The map clause accepts a modifier that allows us to specify the direction of data movement. In the code below, the says that the A and B arrays should be copied to device memory when executing the offloaded task while the C array should be copied from device memory to host memory. For the vector add computation, this makes sense. The initialized values in A and B are copied to the GPU. We do not need to copy them back since the GPU doesn't modify these arrays.

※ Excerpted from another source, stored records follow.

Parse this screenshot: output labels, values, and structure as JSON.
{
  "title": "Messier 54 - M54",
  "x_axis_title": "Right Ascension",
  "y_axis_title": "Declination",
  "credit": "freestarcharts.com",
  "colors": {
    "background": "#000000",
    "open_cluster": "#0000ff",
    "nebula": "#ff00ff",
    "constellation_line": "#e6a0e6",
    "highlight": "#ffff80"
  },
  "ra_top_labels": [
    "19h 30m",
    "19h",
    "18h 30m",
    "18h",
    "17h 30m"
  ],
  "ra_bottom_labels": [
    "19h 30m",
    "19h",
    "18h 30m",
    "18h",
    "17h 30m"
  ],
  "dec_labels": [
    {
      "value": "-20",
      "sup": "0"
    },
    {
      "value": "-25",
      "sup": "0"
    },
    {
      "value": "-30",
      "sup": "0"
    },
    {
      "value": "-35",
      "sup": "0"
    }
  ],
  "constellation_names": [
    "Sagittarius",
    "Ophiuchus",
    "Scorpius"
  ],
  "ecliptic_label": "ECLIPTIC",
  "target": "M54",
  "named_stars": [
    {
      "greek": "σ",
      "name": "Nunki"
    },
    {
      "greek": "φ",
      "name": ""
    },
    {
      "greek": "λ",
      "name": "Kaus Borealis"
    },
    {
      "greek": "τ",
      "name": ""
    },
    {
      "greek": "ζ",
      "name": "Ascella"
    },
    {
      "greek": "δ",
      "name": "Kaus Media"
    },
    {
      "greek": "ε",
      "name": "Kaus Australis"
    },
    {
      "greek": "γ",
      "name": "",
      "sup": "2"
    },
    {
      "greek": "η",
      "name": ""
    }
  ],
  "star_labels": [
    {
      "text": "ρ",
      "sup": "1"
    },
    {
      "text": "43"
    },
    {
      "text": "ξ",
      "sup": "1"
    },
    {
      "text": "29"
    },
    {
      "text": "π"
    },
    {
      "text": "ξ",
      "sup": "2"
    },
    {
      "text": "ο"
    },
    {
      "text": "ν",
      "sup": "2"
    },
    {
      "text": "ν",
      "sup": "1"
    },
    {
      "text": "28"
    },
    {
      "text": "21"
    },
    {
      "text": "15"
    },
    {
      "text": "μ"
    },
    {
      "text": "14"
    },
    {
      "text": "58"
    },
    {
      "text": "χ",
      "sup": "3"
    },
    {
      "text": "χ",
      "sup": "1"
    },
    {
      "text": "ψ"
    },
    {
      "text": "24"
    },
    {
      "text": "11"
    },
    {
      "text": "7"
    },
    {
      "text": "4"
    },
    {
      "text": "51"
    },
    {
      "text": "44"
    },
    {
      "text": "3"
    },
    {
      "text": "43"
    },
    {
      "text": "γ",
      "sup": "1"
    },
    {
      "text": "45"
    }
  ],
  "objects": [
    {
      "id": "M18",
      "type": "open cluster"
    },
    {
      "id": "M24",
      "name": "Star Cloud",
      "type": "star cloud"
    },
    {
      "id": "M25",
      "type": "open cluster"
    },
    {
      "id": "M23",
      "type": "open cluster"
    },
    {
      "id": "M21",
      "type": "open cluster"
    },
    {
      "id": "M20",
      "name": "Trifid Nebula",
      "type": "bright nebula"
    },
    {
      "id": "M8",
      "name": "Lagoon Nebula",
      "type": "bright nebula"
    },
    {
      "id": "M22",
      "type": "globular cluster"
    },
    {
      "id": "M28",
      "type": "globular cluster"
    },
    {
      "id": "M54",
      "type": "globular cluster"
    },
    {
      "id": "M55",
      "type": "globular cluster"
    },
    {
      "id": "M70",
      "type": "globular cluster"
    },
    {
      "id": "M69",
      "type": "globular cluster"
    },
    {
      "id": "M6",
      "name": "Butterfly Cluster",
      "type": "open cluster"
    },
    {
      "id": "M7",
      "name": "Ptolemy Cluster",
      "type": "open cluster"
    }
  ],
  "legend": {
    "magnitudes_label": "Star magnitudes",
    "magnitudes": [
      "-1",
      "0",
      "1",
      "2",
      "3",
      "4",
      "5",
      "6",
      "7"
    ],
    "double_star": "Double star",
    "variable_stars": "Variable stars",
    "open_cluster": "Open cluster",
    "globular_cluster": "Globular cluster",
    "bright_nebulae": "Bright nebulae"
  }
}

On the other hand, we do not need to copy C to GPU but we did not to copy it back to the CPU to access the values updated by the GPU.
If there is data that is both read from and written to by the GPU, we can just use tofrom modifier.
%%writefile vec_add_dynamic.cpp
#include<iostream>
#include<omp.h>
using namespace std;
int main() {
unsigned N = 10000;
float *A = (float *) malloc(sizeof(float) * N);
float *B = (float *) malloc(sizeof(float) * N);
float *C = (float *) malloc(sizeof(float) * N);
for (unsigned i = 0; i < N; i++) {
A[i] = i * 2.17;
B[i] = i * 3.14;
}
#pragma omp target map(to:A[0:N],B[0:N]) map(from:C[0:N])
{
#pragma omp parallel for
for (unsigned i = 0; i < N; i++)
C[i] = A[i] + B[i];
}
cout << "Computation Done!" << endl;
// verify results
for (unsigned i = 1; i < 2; i++)
cout << "C[1] = " << C[i] << endl;
return 0;
}Overwriting vec_add_dynamic.cpp
!g++ -o vec_add -fopenmp vec_add_dynamic.cpp -fno-stack-protector -foffload=nvptx-none -fopenmp!/usr/local/cuda/bin/nvprof ./vec_add 2>&1 | grep "main" GPU activities: 98.70% 1.6626ms 1 1.6626ms 1.6626ms 1.6626ms main$_omp_fn$0
In this tutorial we saw how we can use the map clause to copy data to and from the GPU device when executing an offloaded task. The map clause is necessary whenever we are accessing dynamically allocated data. For static data structures and scalar variables, OpenMP will do the mapping implicitly.